Now that you’re fully aware of managing your printer settings. Primarily, make a printer your default, and prevent Windows from changing your default printer. Having known that, let us finally discuss how you can automatically change your default printer when you change your network in Windows:

  • Open Control Panel, navigate to Control Panel > Hardware and Sound > Devices & Printers.
  • Upon reaching the option, for your current network that you’re using, right-click on the Printer you want to set as default and make it the default printer if you haven’t done it yet.
  • On the bottom of the toolbar, click on Manage Default Printers.
  • There, select the Change my default printer when I change networks option.Windows manage default printers
  • Finally, select and match the printers you want to use on that specific network using the dropdown boxes.

If you want to use one printer across all the networks, but Windows keeps changing your default printer, you can keep it in place.

Prevent Windows From Changing Your Default Printer

When your printer is changing on its own with no apparent reason, it is primarily because, in Windows, there’s a setting that lets you change the printer device suitably. Here’s how you can turn off manage my default printer option that we’ve discussed earlier in our article:

    • Press Windows + I on your keyboard to open Settings.
    • Go to Devices and then select Printers & Scanners.
    • Please scroll down and go to the setting Let Windows manage my default printer.
    • You must Turn off this setting to ensure that the default printer is the last used printer.
    • After this, select the printer of your choice and click on the arrow next to it.
    • In the menu, select Set as default.  Set Printer as default in Windows
  • When you finally set a printer as default, Windows won’t be able to change the default printer even when you change the network.

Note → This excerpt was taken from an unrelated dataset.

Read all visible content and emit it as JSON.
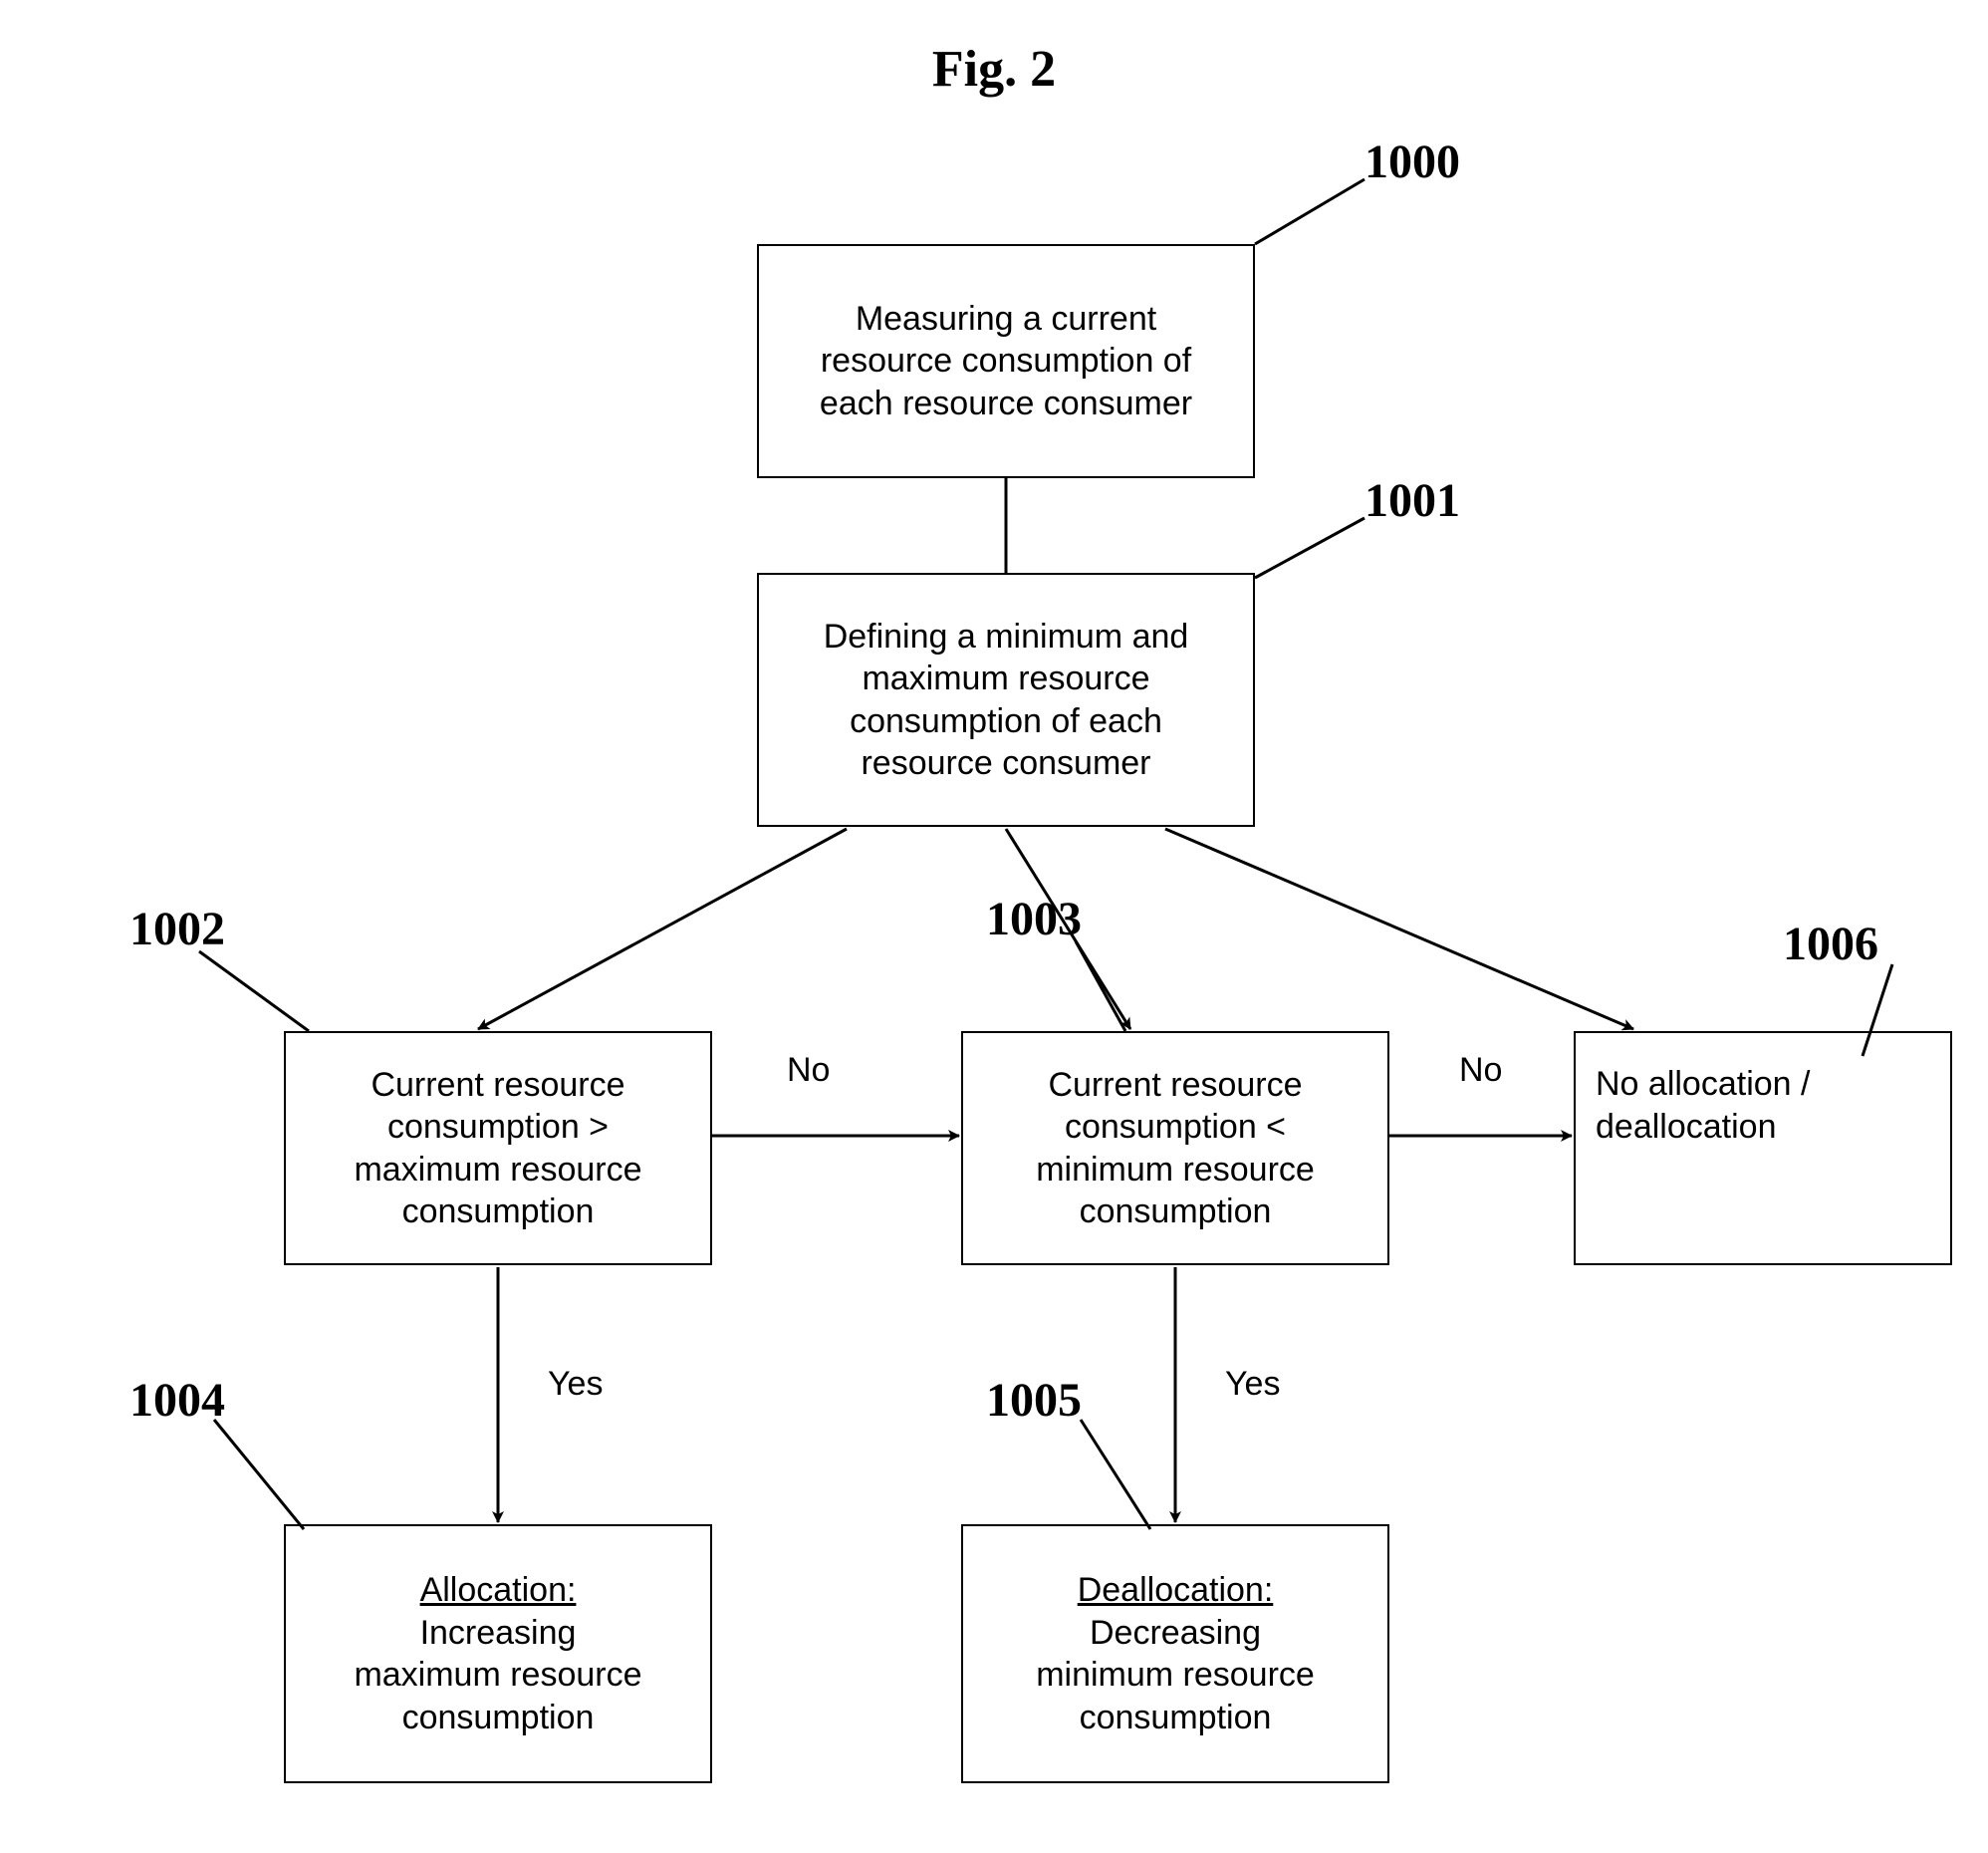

If you don’t want to follow the above solution or if it doesn’t work out for you, there’s another way to do the same. You can use the Registry Editor, as it guarantees to prevent Windows from changing the default printer. Here’s you how can tweak with Registry Editor:

  • Press Windows + R on your keyboard, and type Regedit. Press Enter to open the Windows Registry Editor.
  • Backup your Registry database, and navigate to the path given below:
HKEY_CURRENT_USER\SOFTWARE\Microsoft\Windows NT\CurrentVersion\Windows
  • After navigating to the given path, change the value of LegacyDefaultPrinterMode from default 0 to 1.Modify registry to set default printer in Windows
  • After finishing the process, restart your PC and set your default printer by following the abovementioned method.

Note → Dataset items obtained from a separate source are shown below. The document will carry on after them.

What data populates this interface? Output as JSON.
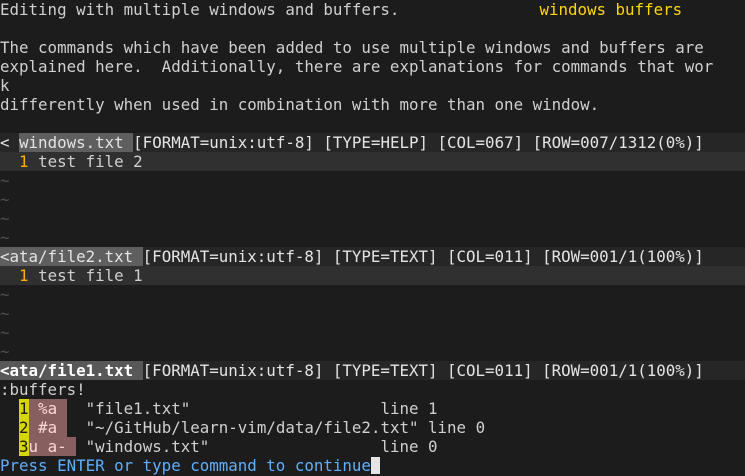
{
  "help_window": {
    "header_left": "Editing with multiple windows and buffers.",
    "header_tag": "windows buffers",
    "text_lines": [
      "The commands which have been added to use multiple windows and buffers are",
      "explained here.  Additionally, there are explanations for commands that wor",
      "k",
      "differently when used in combination with more than one window."
    ]
  },
  "status_help": {
    "prefix": "< ",
    "filename": "windows.txt ",
    "info": "[FORMAT=unix:utf-8] [TYPE=HELP] [COL=067] [ROW=007/1312(0%)]"
  },
  "window_file2": {
    "line_number": "1",
    "content": "test file 2",
    "tildes": [
      "~",
      "~",
      "~",
      "~"
    ]
  },
  "status_file2": {
    "filename": "<ata/file2.txt ",
    "info": "[FORMAT=unix:utf-8] [TYPE=TEXT] [COL=011] [ROW=001/1(100%)]"
  },
  "window_file1": {
    "line_number": "1",
    "content": "test file 1",
    "tildes": [
      "~",
      "~",
      "~",
      "~"
    ]
  },
  "status_file1": {
    "filename": "<ata/file1.txt ",
    "info": "[FORMAT=unix:utf-8] [TYPE=TEXT] [COL=011] [ROW=001/1(100%)]"
  },
  "command": {
    "entered": ":buffers!",
    "buffers": [
      {
        "num": "1",
        "flags": " %a ",
        "name": "\"file1.txt\"                    ",
        "line": "line 1"
      },
      {
        "num": "2",
        "flags": " #a ",
        "name": "\"~/GitHub/learn-vim/data/file2.txt\" ",
        "line": "line 0"
      },
      {
        "num": "3",
        "flags": "u a- ",
        "name": "\"windows.txt\"                  ",
        "line": "line 0"
      }
    ],
    "prompt": "Press ENTER or type command to continue"
  }
}
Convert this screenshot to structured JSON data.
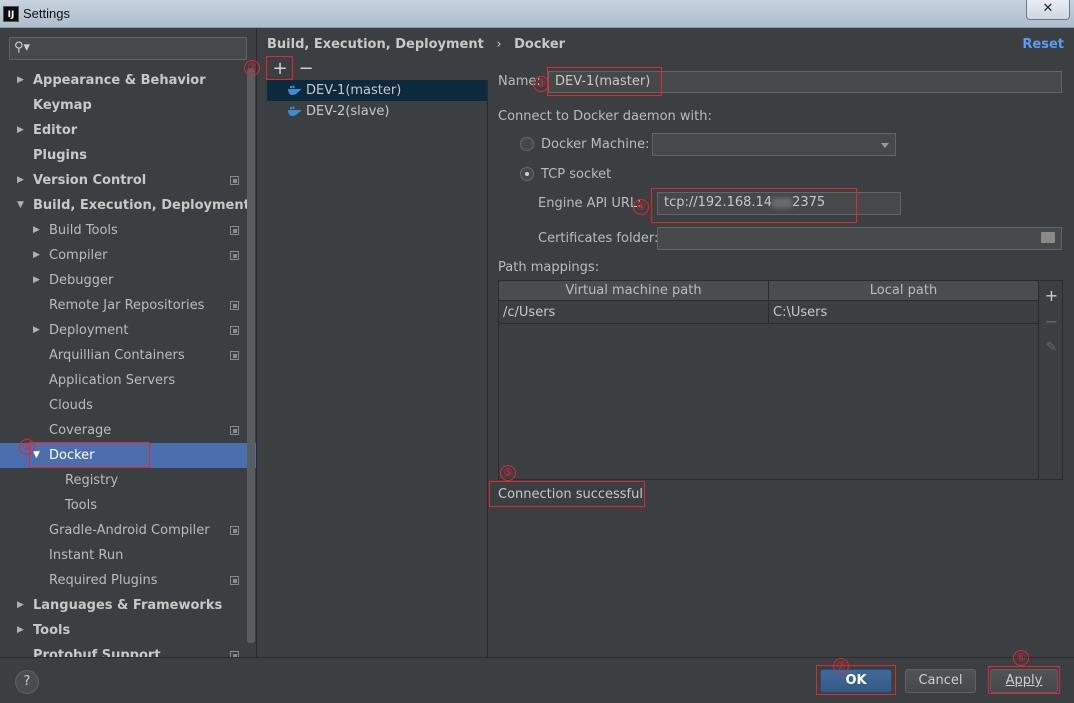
{
  "window": {
    "title": "Settings",
    "app_icon": "IJ",
    "close_icon": "✕"
  },
  "search": {
    "placeholder": "",
    "icon": "search-icon"
  },
  "tree": [
    {
      "label": "Appearance & Behavior",
      "level": 0,
      "bold": true,
      "expandable": true,
      "expanded": false,
      "project_icon": false
    },
    {
      "label": "Keymap",
      "level": 0,
      "bold": true,
      "expandable": false,
      "project_icon": false
    },
    {
      "label": "Editor",
      "level": 0,
      "bold": true,
      "expandable": true,
      "expanded": false,
      "project_icon": false
    },
    {
      "label": "Plugins",
      "level": 0,
      "bold": true,
      "expandable": false,
      "project_icon": false
    },
    {
      "label": "Version Control",
      "level": 0,
      "bold": true,
      "expandable": true,
      "expanded": false,
      "project_icon": true
    },
    {
      "label": "Build, Execution, Deployment",
      "level": 0,
      "bold": true,
      "expandable": true,
      "expanded": true,
      "project_icon": false
    },
    {
      "label": "Build Tools",
      "level": 1,
      "bold": false,
      "expandable": true,
      "expanded": false,
      "project_icon": true
    },
    {
      "label": "Compiler",
      "level": 1,
      "bold": false,
      "expandable": true,
      "expanded": false,
      "project_icon": true
    },
    {
      "label": "Debugger",
      "level": 1,
      "bold": false,
      "expandable": true,
      "expanded": false,
      "project_icon": false
    },
    {
      "label": "Remote Jar Repositories",
      "level": 1,
      "bold": false,
      "expandable": false,
      "project_icon": true
    },
    {
      "label": "Deployment",
      "level": 1,
      "bold": false,
      "expandable": true,
      "expanded": false,
      "project_icon": true
    },
    {
      "label": "Arquillian Containers",
      "level": 1,
      "bold": false,
      "expandable": false,
      "project_icon": true
    },
    {
      "label": "Application Servers",
      "level": 1,
      "bold": false,
      "expandable": false,
      "project_icon": false
    },
    {
      "label": "Clouds",
      "level": 1,
      "bold": false,
      "expandable": false,
      "project_icon": false
    },
    {
      "label": "Coverage",
      "level": 1,
      "bold": false,
      "expandable": false,
      "project_icon": true
    },
    {
      "label": "Docker",
      "level": 1,
      "bold": false,
      "expandable": true,
      "expanded": true,
      "project_icon": false,
      "selected": true
    },
    {
      "label": "Registry",
      "level": 2,
      "bold": false,
      "expandable": false,
      "project_icon": false
    },
    {
      "label": "Tools",
      "level": 2,
      "bold": false,
      "expandable": false,
      "project_icon": false
    },
    {
      "label": "Gradle-Android Compiler",
      "level": 1,
      "bold": false,
      "expandable": false,
      "project_icon": true
    },
    {
      "label": "Instant Run",
      "level": 1,
      "bold": false,
      "expandable": false,
      "project_icon": false
    },
    {
      "label": "Required Plugins",
      "level": 1,
      "bold": false,
      "expandable": false,
      "project_icon": true
    },
    {
      "label": "Languages & Frameworks",
      "level": 0,
      "bold": true,
      "expandable": true,
      "expanded": false,
      "project_icon": false
    },
    {
      "label": "Tools",
      "level": 0,
      "bold": true,
      "expandable": true,
      "expanded": false,
      "project_icon": false
    },
    {
      "label": "Protobuf Support",
      "level": 0,
      "bold": true,
      "expandable": false,
      "project_icon": true
    }
  ],
  "breadcrumb": {
    "parent": "Build, Execution, Deployment",
    "separator": "›",
    "current": "Docker"
  },
  "reset_label": "Reset",
  "toolbar": {
    "add": "+",
    "remove": "−"
  },
  "docker_configs": [
    {
      "name": "DEV-1(master)",
      "selected": true
    },
    {
      "name": "DEV-2(slave)",
      "selected": false
    }
  ],
  "form": {
    "name_label": "Name:",
    "name_value": "DEV-1(master)",
    "connect_label": "Connect to Docker daemon with:",
    "docker_machine_label": "Docker Machine:",
    "docker_machine_value": "",
    "tcp_label": "TCP socket",
    "engine_label": "Engine API URL:",
    "engine_value": "tcp://192.168.14",
    "engine_value_tail": "2375",
    "cert_label": "Certificates folder:",
    "cert_value": "",
    "path_label": "Path mappings:"
  },
  "path_table": {
    "columns": [
      "Virtual machine path",
      "Local path"
    ],
    "rows": [
      [
        "/c/Users",
        "C:\\Users"
      ]
    ],
    "side_buttons": {
      "add": "+",
      "remove": "−",
      "edit": "✎"
    }
  },
  "status": "Connection successful",
  "buttons": {
    "help": "?",
    "ok": "OK",
    "cancel": "Cancel",
    "apply": "Apply"
  },
  "annotations": [
    "①",
    "②",
    "③",
    "④",
    "⑤",
    "⑥",
    "⑦"
  ],
  "colors": {
    "accent": "#4b6eaf",
    "link": "#589df6",
    "annotation": "#e0282e",
    "background": "#3c3f41"
  }
}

And there you have it, folks; this is all regarding changing your default printer when you change your network in Windows. This feature is handy and popular amongst professionals, and you should also start using it. We hope that you found this helpful article.

How Do I Permanently Set a Default Printer in Windows?

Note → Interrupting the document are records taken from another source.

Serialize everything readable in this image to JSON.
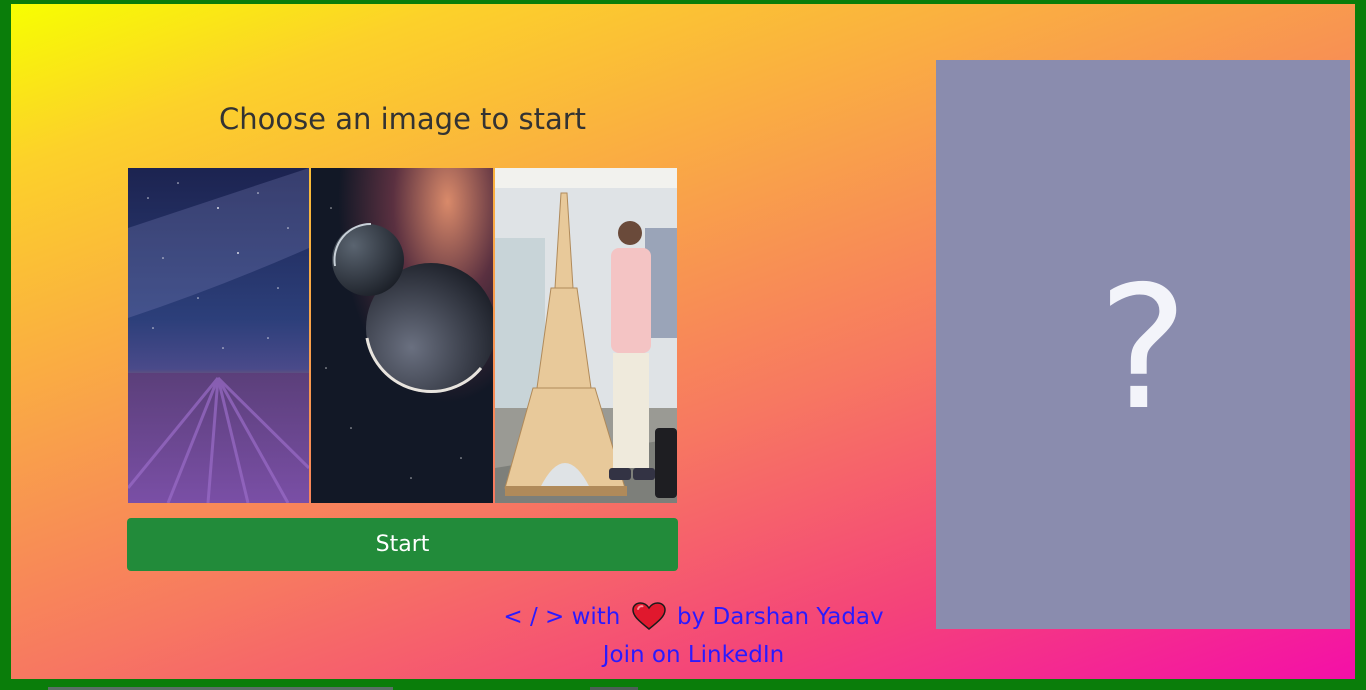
{
  "heading": "Choose an image to start",
  "images": [
    {
      "name": "lavender-night-sky",
      "alt": "Milky way over lavender field"
    },
    {
      "name": "planets-space",
      "alt": "Planets in space"
    },
    {
      "name": "eiffel-model-person",
      "alt": "Person with Eiffel tower model"
    }
  ],
  "start_label": "Start",
  "credit": {
    "prefix": "< / > with",
    "icon": "heart-icon",
    "suffix": "by Darshan Yadav"
  },
  "linkedin_label": "Join on LinkedIn",
  "preview_symbol": "?",
  "colors": {
    "border": "#0a7d0a",
    "button": "#228b3a",
    "link": "#2a1aff",
    "preview_bg": "#8a8cae"
  }
}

To select a printer as your default, press the Start button on your keyboard and go to settings. Navigate to Devices > Printers & Scanners > Choose your printer > Manage. Finally, select Set as default for your preferred printer.

Why Does My Default Printer Keep Changing?

If your default printer somehow keeps changing on your computer, several annoying reasons can be that. Here’s the list of some of the major issues reported by the users themselves:

  • Default Printer Keeps Switching After Reboot/Log Off: If your default printer keeps changing after reboot or after logging off, this might be due to outdated or faulty drivers. Be sure to update your drivers, and this problem will most likely be resolved.
  • Default Printer Reverts Back To Another Printer: This issue often happens due to some minor system bugs. Update your system to the latest version and see if this fixes the problem.

How To Check Whether My Printer Is Connected to a Common Network?

To do that, you must print the Wireless Network Test Report. On the printer control panel, tap the setup button. From the network settings option, click on Print Network Configuration Page.

2 COMMENTS

  1. This Default Printer by network thing sounds GREAT. Per your instructions, once I select a default printer, the Manage Default Printers option does NOT show. I really would like to set this up. Win7 keeps changing my default printer and is driving me nuts! I am running Win 7 Home Premium Edition. Thanks,Tom

  2. That isn’t changing network location, that’s changing networks.

    What is needed under this title is how to change the default printer, on the same network, but on a different PC WITH roaming profiles. So, when at one end of the building the user defaults to the closest printer. When they move to another PC, on the same network, too far from the previous printer, their default is changed, automatically, to the nearest one to that location.